Intervention de Franck Montaugé

Réunion du 14 janvier 2020 à 14h30
Activité des entreprises alimentaires françaises — Adoption d'une proposition de loi dans le texte de la commission

Photo de Franck MontaugéFranck Montaugé :

Les États généraux de l’alimentation étaient une belle promesse à laquelle nous avons voulu croire ! Mais pour ce qui est des prix et des revenus, ils sont venus se fracasser sur la réalité d’un contexte économique tendu qui a conduit à une baisse globale constatée des prix de l’ordre de 0, 4 % selon l’Observatoire de la formation des prix et des marges.

Les transformateurs ne s’y retrouvent pas et les producteurs, sauf exception tenant plus de la conjoncture internationale que des effets de cette loi, n’ont pas vu l’amorce d’une amélioration de leur revenu.

Dès lors, et même si nous n’en sommes qu’au mitan de la période d’expérimentation, il était sain et responsable de réagir, afin de corriger certains mécanismes, de toute évidence dévoyés par la pratique, bien éloignés de l’esprit du législateur de la loi Égalim. Les dégâts sont déjà là, avérés. Il faut aller vite et réagir sans attendre le terme des deux ans.
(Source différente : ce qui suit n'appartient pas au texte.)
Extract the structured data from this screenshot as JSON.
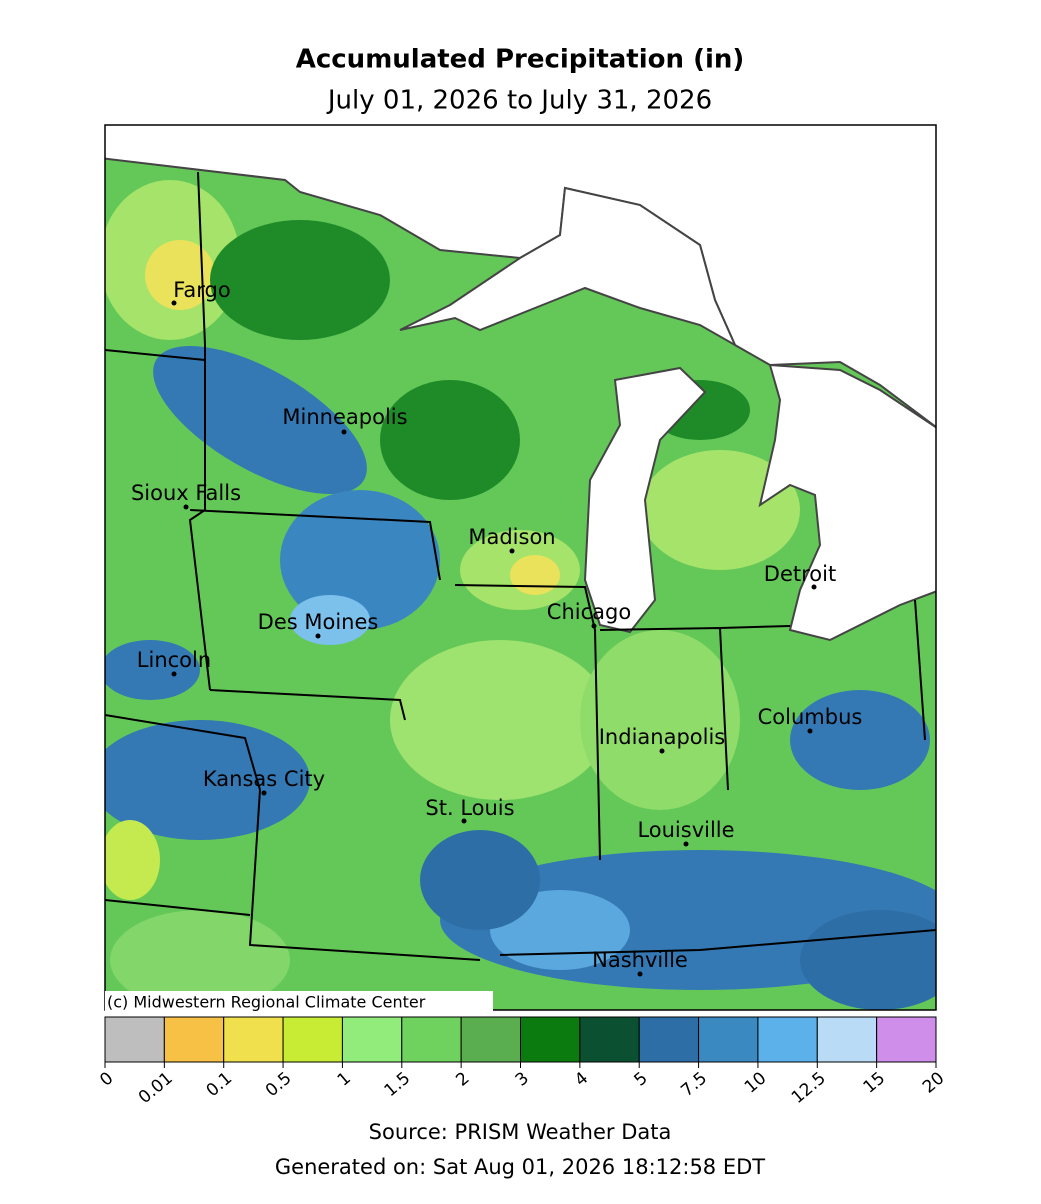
{
  "header": {
    "title": "Accumulated Precipitation (in)",
    "subtitle": "July 01, 2026 to July 31, 2026"
  },
  "map": {
    "copyright": "(c) Midwestern Regional Climate Center",
    "cities": [
      "Fargo",
      "Minneapolis",
      "Sioux Falls",
      "Madison",
      "Detroit",
      "Chicago",
      "Des Moines",
      "Lincoln",
      "Columbus",
      "Indianapolis",
      "Kansas City",
      "St. Louis",
      "Louisville",
      "Nashville"
    ]
  },
  "colorbar": {
    "ticks": [
      0,
      0.01,
      0.1,
      0.5,
      1,
      1.5,
      2,
      3,
      4,
      5,
      7.5,
      10,
      12.5,
      15,
      20
    ],
    "colors": [
      "#bebebe",
      "#f6c145",
      "#f0e04e",
      "#c8ec34",
      "#92ec7c",
      "#6fd25e",
      "#5aae50",
      "#0b7b10",
      "#0c5032",
      "#2e6ea7",
      "#3a89c0",
      "#5cb1ea",
      "#b9dbf5",
      "#d08eeb"
    ]
  },
  "footer": {
    "source": "Source: PRISM Weather Data",
    "generated": "Generated on: Sat Aug 01, 2026 18:12:58 EDT"
  }
}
Vous l’avez entendu vendredi dernier, monsieur le ministre, dans le Gers, de la bouche d’un représentant de la filière « gras-volailles festives » : le seuil de revente à perte a été très préjudiciable pour les productions saisonnières. Il a donné lieu à des contournements inacceptables que vos services doivent repérer et sanctionner. Je sais que vous vous y employez.

Le SRP s’est aussi traduit négativement pour certains vins dont l’acte d’achat est étroitement lié aux périodes de fêtes. Le président d’une grande coopérative viticole gersoise vous l’a aussi dit. Il faudra que la liste des produits dérogatoires au SRP prévue par le texte que nous allons voter aujourd’hui tienne compte des pratiques saisonnières des consommateurs dans leur ensemble. Les professionnels et leurs représentants devront être étroitement associés à ce travail de définition.
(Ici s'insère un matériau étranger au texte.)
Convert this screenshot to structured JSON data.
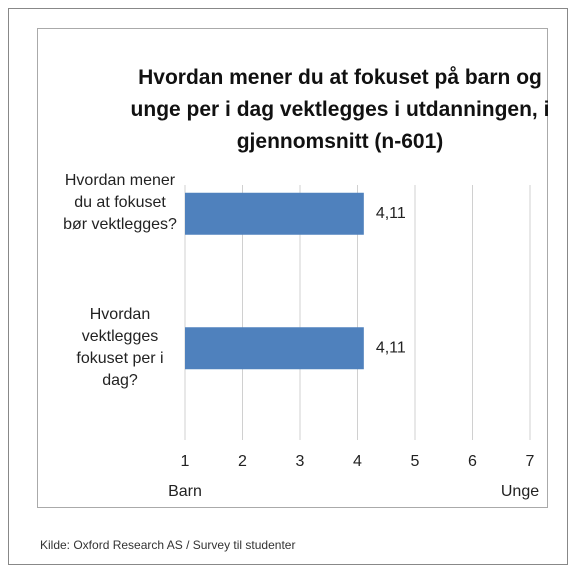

Aux grandes difficultés éprouvées par la filière « gras » depuis 2015 – notamment les deux épisodes catastrophiques de grippe aviaire – ne doivent pas s’ajouter les effets délétères du SRP.
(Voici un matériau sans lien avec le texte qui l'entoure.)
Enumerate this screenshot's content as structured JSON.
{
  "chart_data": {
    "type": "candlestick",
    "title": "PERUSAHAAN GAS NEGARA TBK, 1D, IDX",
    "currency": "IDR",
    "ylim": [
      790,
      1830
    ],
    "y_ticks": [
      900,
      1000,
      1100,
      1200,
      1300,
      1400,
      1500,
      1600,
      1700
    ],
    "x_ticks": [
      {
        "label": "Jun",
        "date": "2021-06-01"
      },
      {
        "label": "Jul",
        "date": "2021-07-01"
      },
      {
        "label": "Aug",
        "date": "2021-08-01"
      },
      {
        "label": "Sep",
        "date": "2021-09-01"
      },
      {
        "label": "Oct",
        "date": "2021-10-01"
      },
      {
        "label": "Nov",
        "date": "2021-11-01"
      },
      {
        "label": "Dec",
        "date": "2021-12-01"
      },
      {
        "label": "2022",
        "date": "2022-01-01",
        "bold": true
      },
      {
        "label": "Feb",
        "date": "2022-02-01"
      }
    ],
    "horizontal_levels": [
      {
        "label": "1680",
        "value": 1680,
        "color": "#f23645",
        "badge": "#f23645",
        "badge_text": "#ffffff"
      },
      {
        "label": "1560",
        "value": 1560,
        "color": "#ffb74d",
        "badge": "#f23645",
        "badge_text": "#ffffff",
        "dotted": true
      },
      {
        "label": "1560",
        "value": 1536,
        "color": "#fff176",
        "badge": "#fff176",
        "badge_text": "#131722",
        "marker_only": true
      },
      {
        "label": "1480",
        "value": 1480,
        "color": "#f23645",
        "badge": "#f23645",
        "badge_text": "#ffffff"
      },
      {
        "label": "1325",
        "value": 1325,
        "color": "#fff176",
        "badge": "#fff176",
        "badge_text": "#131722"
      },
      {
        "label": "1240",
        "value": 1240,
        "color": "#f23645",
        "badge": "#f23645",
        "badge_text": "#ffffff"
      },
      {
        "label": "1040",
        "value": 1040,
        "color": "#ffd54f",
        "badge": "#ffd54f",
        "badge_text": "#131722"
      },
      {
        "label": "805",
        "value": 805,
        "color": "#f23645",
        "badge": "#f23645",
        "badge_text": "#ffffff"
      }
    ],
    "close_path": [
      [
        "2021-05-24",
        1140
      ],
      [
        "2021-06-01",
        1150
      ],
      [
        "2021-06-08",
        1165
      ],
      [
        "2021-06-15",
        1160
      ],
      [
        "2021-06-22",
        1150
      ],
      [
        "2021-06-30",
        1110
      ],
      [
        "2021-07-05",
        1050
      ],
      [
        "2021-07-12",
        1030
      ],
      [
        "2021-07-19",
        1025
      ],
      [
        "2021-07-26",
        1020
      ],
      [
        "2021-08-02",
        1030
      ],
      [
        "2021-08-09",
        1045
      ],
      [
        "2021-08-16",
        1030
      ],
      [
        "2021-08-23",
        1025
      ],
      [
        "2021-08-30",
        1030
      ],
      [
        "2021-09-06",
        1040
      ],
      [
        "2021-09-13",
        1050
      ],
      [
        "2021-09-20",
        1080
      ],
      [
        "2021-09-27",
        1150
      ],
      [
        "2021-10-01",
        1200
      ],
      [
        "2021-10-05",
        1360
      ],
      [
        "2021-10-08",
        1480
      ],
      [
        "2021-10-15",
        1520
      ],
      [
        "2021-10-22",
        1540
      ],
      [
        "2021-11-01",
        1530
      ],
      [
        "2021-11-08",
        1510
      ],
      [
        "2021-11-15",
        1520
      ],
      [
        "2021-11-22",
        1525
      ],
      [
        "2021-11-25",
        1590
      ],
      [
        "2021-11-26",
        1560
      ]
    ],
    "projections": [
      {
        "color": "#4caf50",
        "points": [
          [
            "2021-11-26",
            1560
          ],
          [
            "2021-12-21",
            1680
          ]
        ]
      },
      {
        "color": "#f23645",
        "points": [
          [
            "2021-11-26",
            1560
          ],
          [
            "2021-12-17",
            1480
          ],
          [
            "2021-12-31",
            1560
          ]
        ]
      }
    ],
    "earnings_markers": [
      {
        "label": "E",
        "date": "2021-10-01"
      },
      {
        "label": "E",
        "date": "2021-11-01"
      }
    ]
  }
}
Les décisions de dérogation au SRP devront également tenir compte des spécificités de la filière viticole qui tire une bonne partie de nos exportations et qui est aujourd’hui victime, directement ou indirectement, des difficultés diplomatiques et économiques avec les États-Unis. Pour dire les choses plus prosaïquement, les agriculteurs ne doivent pas payer pour la guerre menée dans la filière aéronautique.

Ce texte prévoit ensuite de conduire une expérimentation en adaptant les mécanismes de la clause de révision des prix des contrats de plus de trois mois passés entre distributeurs et entreprises : ciblage des produits finis composés à plus de 50 % d’un produit agricole, plus grande réactivité et automaticité de la révision à la hausse ou à la baisse, simplification de la procédure ont présidé à l’introduction de l’article 2. L’expérimentation durera trois ans et les produits seront arrêtés par décret.

Tout en étant favorables à cette expérimentation, nous pensons que le risque est grand de voir le rapport de force continuer de prévaloir, les seuils de déclenchement étant renvoyés à la négociation entre les parties.

Enfin, il nous paraissait nécessaire, nonobstant les questions de fond relatives à la nature même du contrat liant le coopérateur à sa coopérative agricole, que le champ de l’habilitation du Gouvernement à légiférer par ordonnance, fixé par le législateur, soit strictement respecté.

Pour terminer, je me réjouis que ce texte, qui concerne la vie de nos territoires, ait réuni des signataires de tous les groupes politiques de la Haute Assemblée, sans exception. J’espère que le Gouvernement voudra le faire prospérer à l’Assemblée nationale, dans l’intérêt des entreprises et des exploitations concernées.

Toutefois, cette proposition de loi laisse entière la question du revenu des agriculteurs à laquelle le Gouvernement, notamment à travers la PAC, devra apporter des réponses à la hauteur des enjeux et de la situation difficile que vivent nombre d’entre eux.

Je tiens enfin à remercier tout particulièrement Daniel Gremillet, auteur de ce texte, et Michel Raison du travail qu’il a mené.